De derby van Sevilla: El Gran Derbi
Als je denkt dat Real Madrid – Barcelona gespannen is, kun je je lol op met de derby van Sevilla. Deze rivaliteit tussen Real Betis en Sevilla FC, ook wel El Gran Derbi genoemd, is misschien wel de meest gepassioneerde in heel Spanje. Het verdeelt de stad compleet. Betis-fans aan de ene kant, Sevilla-fans aan de andere kant. Een beetje zoals VV Katwijk en Quick Boys. If You Know, You Know. Er is geen ruimte voor neutraal terrein. En het gaat niet alleen om voetbal: de hele stad leeft voor deze wedstrijd.
De sfeer? Ongekend. Neem de wedstrijd in 1997: Betis verloor bewust van Sporting Gijón, zodat Sevilla zou degraderen. De Betis-fans juichten hun eigen nederlaag toe! Om nog maar te zwijgen over de vele iconische momenten, zoals de uitverkochte stadions, vurige tifosi en zelfs incidenten met spelers en coaches.
Hier is het simpel: je wint de derby of je verliest de stad voor de komende maanden. Zelfs na de wedstrijd blijft de spanning hangen, met fans die dagenlang de overwinning vieren of in stilte de nederlaag verwerken. Het is niet zomaar een wedstrijd, het is een levenswijze in Sevilla.
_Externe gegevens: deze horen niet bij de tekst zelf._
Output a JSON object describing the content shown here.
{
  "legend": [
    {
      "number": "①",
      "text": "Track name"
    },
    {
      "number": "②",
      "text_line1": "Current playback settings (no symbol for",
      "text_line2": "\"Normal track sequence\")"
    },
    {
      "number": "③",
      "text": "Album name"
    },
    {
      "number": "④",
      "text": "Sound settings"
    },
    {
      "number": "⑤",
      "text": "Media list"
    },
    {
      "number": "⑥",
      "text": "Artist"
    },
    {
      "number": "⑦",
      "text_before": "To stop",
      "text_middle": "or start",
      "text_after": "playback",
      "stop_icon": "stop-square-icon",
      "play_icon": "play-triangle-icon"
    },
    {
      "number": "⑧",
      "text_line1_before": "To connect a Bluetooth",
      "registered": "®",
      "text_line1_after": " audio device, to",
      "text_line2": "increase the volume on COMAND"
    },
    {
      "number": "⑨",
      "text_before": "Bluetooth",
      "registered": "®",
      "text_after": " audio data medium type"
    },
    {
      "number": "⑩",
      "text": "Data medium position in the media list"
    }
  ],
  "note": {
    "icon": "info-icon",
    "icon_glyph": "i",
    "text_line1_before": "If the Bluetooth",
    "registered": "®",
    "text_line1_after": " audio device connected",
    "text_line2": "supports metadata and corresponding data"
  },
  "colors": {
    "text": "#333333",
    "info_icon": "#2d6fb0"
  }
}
Gek op rivaliteiten? Deze voetbalclubs komen uit Madrid.
3. Écija Balompié
We gaan verder met Écija Balompié, een club die wat minder bekend is, maar zeker de moeite waard. Deze club is opgericht in 1939 en heeft ondanks een paar tegenslagen altijd weer zijn weg teruggevonden in het Spaanse voetbal. In 2008 werden ze zelfs kampioen van de Segunda División B, maar in 2019 werden ze helaas uit de competitie gezet vanwege financiële problemen.
Het stadion van Écija, Estadio San Pablo, heeft een bescheiden capaciteit van 6.000 man, maar de sfeer zit er altijd goed in, vooral tijdens belangrijke wedstrijden. Je vindt het stadion in de stad Écija, Andalusië. Om er te komen, pak je de bus of rij je er simpelweg heen met de auto vanuit Sevilla – het is ongeveer een uurtje rijden.
De club heeft door de jaren heen een aantal bekende spelers gehad, zoals Nolito en Rafael Gordillo. En ze hebben zelfs buitenlandse namen aangetrokken, zoals de Nigeriaanse keeper Wilfred Agbonavbare. Écija is misschien niet de grootste naam, maar wel eentje met karakter.
Voetbal met een stedentripje combineren? Deze clubs komen uit Valencia.
4. CD Utrera
Verderop in de provincie Sevilla vinden we CD Utrera, opgericht in 1946. Deze club speelt in het bescheiden Estadio San Juan Bosco, waar 3.000 supporters terecht kunnen. Ze zijn actief in de Tercera Federación (vijfde niveau) en hebben door de jaren heen voornamelijk op regionaal niveau gepresteerd.
Hun grootste succes kwam recent, in 2022, toen ze promoveerden naar de Segunda Federación (vierde niveau). Helaas konden ze het niet volhouden en zakten ze weer een divisie terug. Voor nu blijven ze strijden in de lagere divisies met hun trouwe achterban. Het stadion is eenvoudig te bereiken: een ritje met de auto vanuit Sevilla brengt je er in ongeveer 30 minuten.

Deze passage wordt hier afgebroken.